Ewell Hopkins, William Gamson and Erik Blake. — Alison L. Mead

Rabbi Broitman pointed out that in houses of worship all people are thought to be equal.

After songs, prayers and readings from passages by Ta-Nehisi Coates, Fred Hampton and Dr. King, a panel featuring Oak Bluffs police chief and president of the Martha’s Vineyard NAACP chapter Erik Blake, sociology professor and activist William Gamson and Oak Bluffs resident Ewell Hopkins led a discussion about civil rights, past and present.

“This is an historic moment that fills me with conflicting emotions,” said Dr. Gamson. “On the one hand I feel outrage and sadness of how little progress we have made in combating racism in America during my lifetime. On the other hand, I feel there is renewed hope and the possibility for greater racial justice if we act together to make it happen.”

Dr. Gamson went on to talk about his involvement in the Congress of Racial Equality and his protesting experience in a segregated pre-Brown vs. Board of Education America. Brown vs. Board of Education was the landmark Supreme Court decision that declared in 1954 that schools should be desegregated. The decision sparked the civil rights movement to push for desegregating restaurants and other public institutions.

“It was an exciting decade with a sense of hope and progress as Jim Crow laws crumbled and great black leaders such as Martin Luther King and many others emerged,” he said. “I remember how moved I was at the inauguration of President Obama in 2009. I thought to myself that regardless of how he performs and what he accomplishes in office, this is defining moment that I had never expected to see in my lifetime.”

Chief Blake talked about how he was inspired by a Martin Luther King Day event at the high school earlier in the day which discussed the Black Lives Matter movement, racism and gun violence.

“The basic tenor of the conversation was that we need to love each other more. We need to be open and honest and we need to care,” said Mr. Blake.

He then talked about how to approach racial justice and equality from a law enforcement perspective.

“People follow laws and do what they’re supposed to do because they feel that the people enforcing laws are legitimate and what they are doing is valid. And if you are improperly or disproportionately enforcing laws in a community of color...if you’re constantly having abuse cases, as soon as you lose the trust of your community and they don’t find you legitimate you’re never going to get anywhere and it breaks down,” he said. “They’re a lot of good leaders in law enforcement who are pushing for legitimacy.”
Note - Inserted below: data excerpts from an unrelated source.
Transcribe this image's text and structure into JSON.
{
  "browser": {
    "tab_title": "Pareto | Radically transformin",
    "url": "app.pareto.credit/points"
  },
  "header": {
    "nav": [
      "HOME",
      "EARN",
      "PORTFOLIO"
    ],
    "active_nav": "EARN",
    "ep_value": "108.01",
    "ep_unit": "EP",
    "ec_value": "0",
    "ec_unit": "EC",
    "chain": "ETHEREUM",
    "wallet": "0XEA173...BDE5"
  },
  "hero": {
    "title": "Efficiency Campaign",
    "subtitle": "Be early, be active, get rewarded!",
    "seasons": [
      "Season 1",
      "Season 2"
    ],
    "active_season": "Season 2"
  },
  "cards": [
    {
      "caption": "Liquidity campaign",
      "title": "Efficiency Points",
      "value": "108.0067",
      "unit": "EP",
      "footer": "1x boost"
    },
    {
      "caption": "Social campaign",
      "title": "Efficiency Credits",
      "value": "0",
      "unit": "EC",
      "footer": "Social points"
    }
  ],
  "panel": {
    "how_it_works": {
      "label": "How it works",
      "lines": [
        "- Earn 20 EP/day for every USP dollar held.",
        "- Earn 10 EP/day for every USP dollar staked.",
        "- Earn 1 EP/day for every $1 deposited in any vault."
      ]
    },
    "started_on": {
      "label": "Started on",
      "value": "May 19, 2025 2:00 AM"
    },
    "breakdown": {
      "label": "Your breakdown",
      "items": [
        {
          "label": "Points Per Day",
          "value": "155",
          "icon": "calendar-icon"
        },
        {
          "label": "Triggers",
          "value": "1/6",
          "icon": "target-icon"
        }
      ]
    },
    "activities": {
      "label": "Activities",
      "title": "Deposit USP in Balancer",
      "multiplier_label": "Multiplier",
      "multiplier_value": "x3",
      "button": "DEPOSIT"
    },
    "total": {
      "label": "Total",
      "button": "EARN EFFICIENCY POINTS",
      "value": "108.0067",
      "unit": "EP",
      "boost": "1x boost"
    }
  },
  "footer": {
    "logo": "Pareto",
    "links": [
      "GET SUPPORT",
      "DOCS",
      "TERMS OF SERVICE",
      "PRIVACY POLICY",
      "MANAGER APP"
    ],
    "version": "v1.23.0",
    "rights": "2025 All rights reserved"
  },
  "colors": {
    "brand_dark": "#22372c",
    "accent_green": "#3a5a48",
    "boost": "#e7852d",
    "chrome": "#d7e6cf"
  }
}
Mr. Hopkins, who is running for state representative, also spoke about the need for love in any movement. “If you’re trying to accomplish a movement or advance legislation or have a stronger relationship with the police you can’t do it if you’re not bringing love to the table, it has to start there,” he said.

The service concluded with the group forming a large circle, holding hands and singing We Shall Overcome, one of the anthems of the civil rights movement.

Dr. King would have celebrated his 87th birthday on Friday.